Он не слушал ответных криков, подал руку черноусому, а тот едва не сволок приземистого обратно на снег, но удержался за край двери и звонко спросил:
— Кто грамотный?
— Нема, товарищу начальнику! Тобто ми вже стали дуже грамотни, аж до витру другу добу не ходемо!..
— Пересчитать можешь?
— А чого нас переличувати, ми й так один одного знаемо.
— По фамилиям и количество взрослых членов семей! Бистро! Бистро! — кричал снизу киевский старший.

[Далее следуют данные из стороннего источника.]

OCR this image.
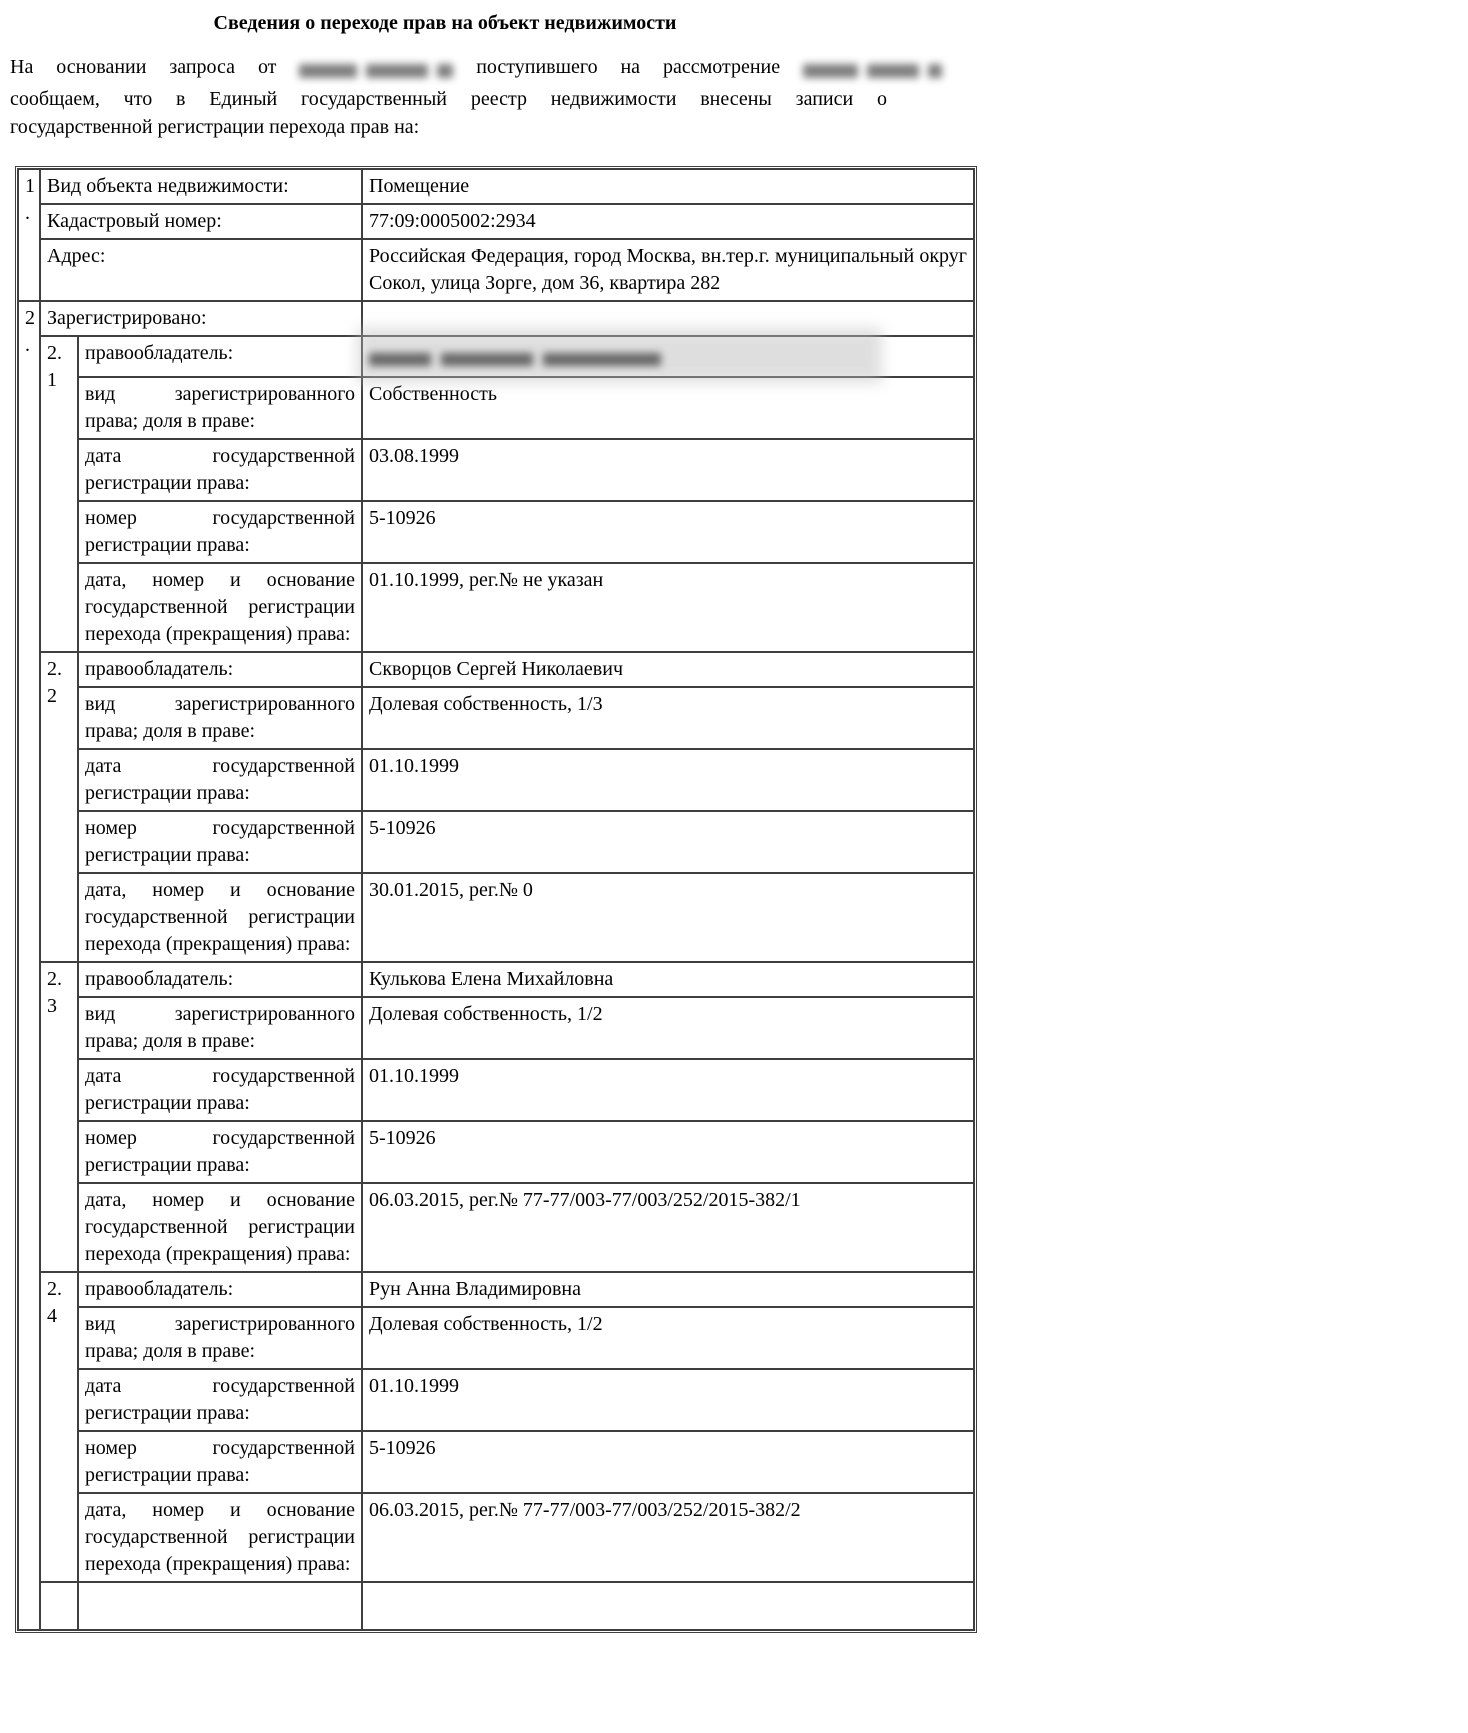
Сведения о переходе прав на объект недвижимости
На основании запроса от	поступившего на рассмотрение
сообщаем, что в Единый государственный реестр недвижимости внесены записи о
государственной регистрации перехода прав на:
1.	Вид объекта недвижимости:		Помещение
	Кадастровый номер:		77:09:0005002:2934
	Адрес:		Российская Федерация, город Москва, вн.тер.г. муниципальный округ Сокол, улица Зорге, дом 36, квартира 282
2.	Зарегистрировано:		
	2.1	правообладатель:	

		вид зарегистрированного права; доля в праве:	Собственность
		дата государственной регистрации права:	03.08.1999
		номер государственной регистрации права:	5-10926
		дата, номер и основание государственной регистрации перехода (прекращения) права:	01.10.1999, рег.№ не указан
	2.2	правообладатель:	Скворцов Сергей Николаевич
		вид зарегистрированного права; доля в праве:	Долевая собственность, 1/3
		дата государственной регистрации права:	01.10.1999
		номер государственной регистрации права:	5-10926
		дата, номер и основание государственной регистрации перехода (прекращения) права:	30.01.2015, рег.№ 0
	2.3	правообладатель:	Кулькова Елена Михайловна
		вид зарегистрированного права; доля в праве:	Долевая собственность, 1/2
		дата государственной регистрации права:	01.10.1999
		номер государственной регистрации права:	5-10926
		дата, номер и основание государственной регистрации перехода (прекращения) права:	06.03.2015, рег.№ 77-77/003-77/003/252/2015-382/1
	2.4	правообладатель:	Рун Анна Владимировна
		вид зарегистрированного права; доля в праве:	Долевая собственность, 1/2
		дата государственной регистрации права:	01.10.1999
		номер государственной регистрации права:	5-10926
		дата, номер и основание государственной регистрации перехода (прекращения) права:	06.03.2015, рег.№ 77-77/003-77/003/252/2015-382/2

— Малодуб — шестеро, Сгепанець — сам девъятый, Литвиновы, Ратько, Пищуха, Митрук да Петренки два, Галина, скильки вас? Та чого на личити? Сорок разив рахували, доки гнали до Киева…
Черноусый крякнул, подобрал полы шинели и спрыгнул. Он, а за ним и приземистый, и киевский старший зашагали ко второму, затем к третьему вагону… Смрадом и вонью из этих вагонов несло еще сильнее, но узлов и мешков почти что не было. На полу и на нарах, застланных немолоченым житом, вплотную лежали, сидели, стояли люди — многие были одеты совсем по-летнему. Одна девушка ехала босиком, пряча ноги в солому и в какие-то тряпки. Гиринштейн с удивлением задержался около:
— Где обутка?
Она ничего не ответила. Она даже не повернулась к нему, но он заметил, что она что-то шептала. Кругом кричали:
— Та, пане начальнику, вона скажена. Як з хати погнали, так и мовчить. А де чеботы, не знаемо, ми шукали, нема чебит…

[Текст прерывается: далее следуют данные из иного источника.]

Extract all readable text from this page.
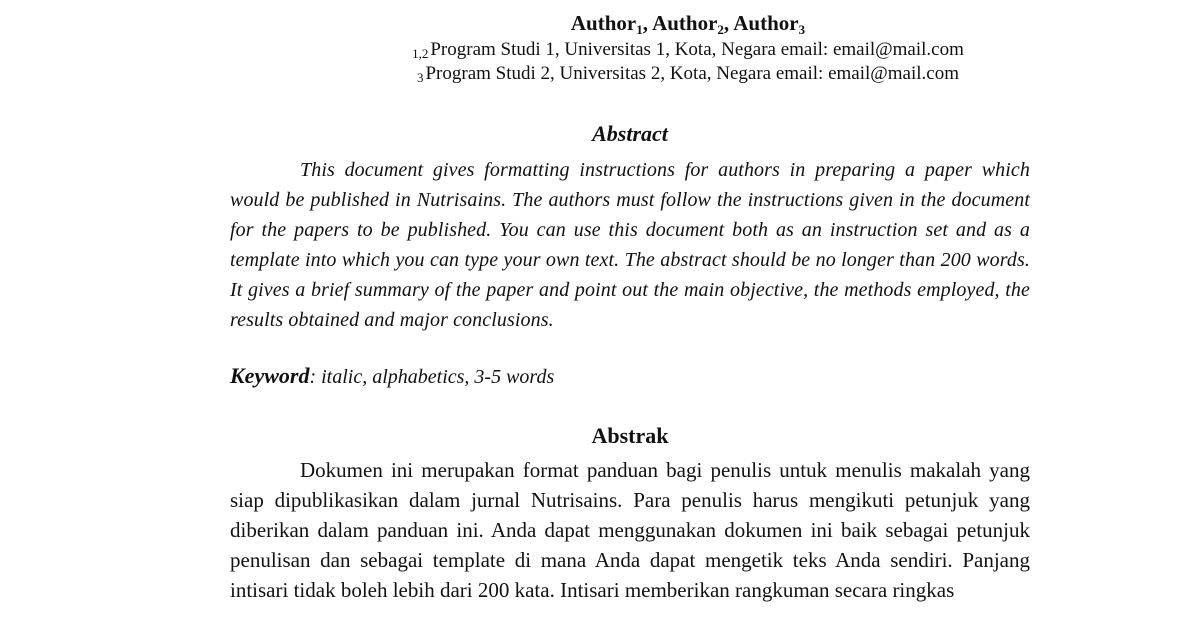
Author$_1$, Author$_2$, Author$_3$
$_{1,2}$ Program Studi 1, Universitas 1, Kota, Negara email: email@mail.com
$_3$ Program Studi 2, Universitas 2, Kota, Negara email: email@mail.com
Abstract
This document gives formatting instructions for authors in preparing a paper which would be published in Nutrisains. The authors must follow the instructions given in the document for the papers to be published. You can use this document both as an instruction set and as a template into which you can type your own text. The abstract should be no longer than 200 words. It gives a brief summary of the paper and point out the main objective, the methods employed, the results obtained and major conclusions.
Keyword: italic, alphabetics, 3-5 words
Abstrak
Dokumen ini merupakan format panduan bagi penulis untuk menulis makalah yang siap dipublikasikan dalam jurnal Nutrisains. Para penulis harus mengikuti petunjuk yang diberikan dalam panduan ini. Anda dapat menggunakan dokumen ini baik sebagai petunjuk penulisan dan sebagai template di mana Anda dapat mengetik teks Anda sendiri. Panjang intisari tidak boleh lebih dari 200 kata. Intisari memberikan rangkuman secara ringkas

Открыли еще один вагон. Подражая приземистому, Гиринштейн крикнул:
— Больные есть? Откуда?
— Мелитопольски…
Черноусый откинул сивую голову окоченевшего старика, над которым, тихо качаясь, сидела старуха, наглухо завязанная платком. Она сидела и тихо качалась. Она тоже не обращала на охрану никакого внимания.
— Совсем старый был дидок, — с притворной бодростью сказал старший из киевской охраны и взглядом обвел вагон. — Лет девяносто? Да?

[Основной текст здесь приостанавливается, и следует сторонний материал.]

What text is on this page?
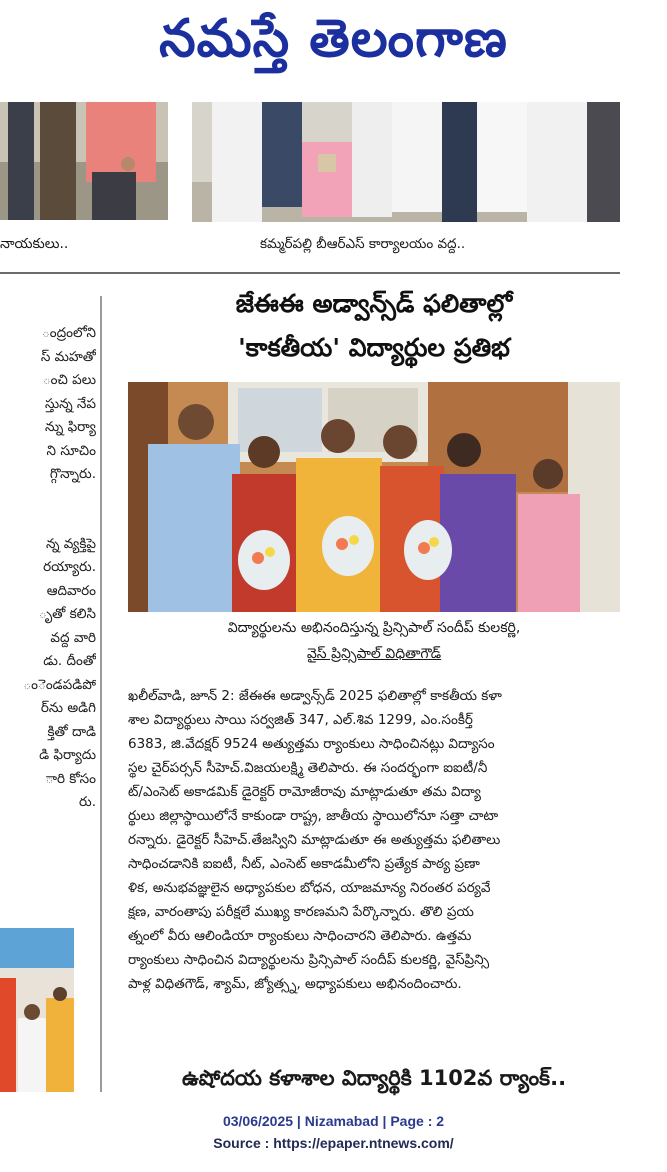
నమస్తే తెలంగాణ
నాయకులు..	కమ్మర్‌పల్లి బీఆర్‌ఎస్ కార్యాలయం వద్ద..
ంద్రంలోని
స్ మహతో
ంచి పలు
స్తున్న నేప
న్ను ఫిర్యా
ని సూచిం
గ్గొన్నారు.
న్న వ్యక్తిపై
రయ్యారు.
ఆదివారం
ృతో కలిసి
వద్ద వారి
డు. దీంతో
ంెండపడిపో
ర్‌ను అడిగి
క్తితో దాడి
డి ఫిర్యాదు
ారి కోసం
రు.
జేఈఈ అడ్వాన్స్‌డ్ ఫలితాల్లో
'కాకతీయ' విద్యార్థుల ప్రతిభ
విద్యార్థులను అభినందిస్తున్న ప్రిన్సిపాల్ సందీప్ కులకర్ణి,
వైస్ ప్రిన్సిపాల్ విధితాగౌడ్
ఖలీల్‌వాడి, జూన్ 2: జేఈఈ అడ్వాన్స్‌డ్ 2025 ఫలితాల్లో కాకతీయ కళా
శాల విద్యార్థులు సాయి సర్వజిత్ 347, ఎల్.శివ 1299, ఎం.సంకీర్త్
6383, జి.వేదక్షర్ 9524 అత్యుత్తమ ర్యాంకులు సాధించినట్లు విద్యాసం
స్థల చైర్‌పర్సన్ సీహెచ్.విజయలక్ష్మి తెలిపారు. ఈ సందర్భంగా ఐఐటీ/నీ
ట్/ఎంసెట్ అకాడమిక్ డైరెక్టర్ రామోజీరావు మాట్లాడుతూ తమ విద్యా
ర్థులు జిల్లాస్థాయిలోనే కాకుండా రాష్ట్ర, జాతీయ స్థాయిలోనూ సత్తా చాటా
రన్నారు. డైరెక్టర్ సీహెచ్.తేజస్విని మాట్లాడుతూ ఈ అత్యుత్తమ ఫలితాలు
సాధించడానికి ఐఐటీ, నీట్, ఎంసెట్ అకాడమీలోని ప్రత్యేక పాఠ్య ప్రణా
ళిక, అనుభవజ్ఞులైన అధ్యాపకుల బోధన, యాజమాన్య నిరంతర పర్యవే
క్షణ, వారంతాపు పరీక్షలే ముఖ్య కారణమని పేర్కొన్నారు. తొలి ప్రయ
త్నంలో వీరు ఆలిండియా ర్యాంకులు సాధించారని తెలిపారు. ఉత్తమ
ర్యాంకులు సాధించిన విద్యార్థులను ప్రిన్సిపాల్ సందీప్ కులకర్ణి, వైస్‌ప్రిన్సి
పాళ్ల విధితగౌడ్, శ్యామ్, జ్యోత్స్న, అధ్యాపకులు అభినందించారు.
ఉషోదయ కళాశాల విద్యార్థికి 1102వ ర్యాంక్..
03/06/2025 | Nizamabad | Page : 2
Source : https://epaper.ntnews.com/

Черноусый повернул голову старика в прежнее положение.
Передача эшелона проходила до полдня, часа три подряд. Сверяли списки одних взрослых. За это время мелитопольцы сняли мертвого старика и положили на снег. Старуха не сопротивлялась, она и одна продолжала тихо качаться. На каждый вагон милиционеры принесли по две бадьи с кипятком. Параши, то есть такие же ведра, были опорожнены прямо на снег, двери снова были закручены проволокой. Сменилась бригада паровозников. Киевская комсомолия уехала попутным грузовым поездом. Вскоре стронулся с места и принятый Гиринштейном состав, начал нехотя набирать скорость. Только не в сторону Киева, а в леса и в снега, на север, все дальше и дальше.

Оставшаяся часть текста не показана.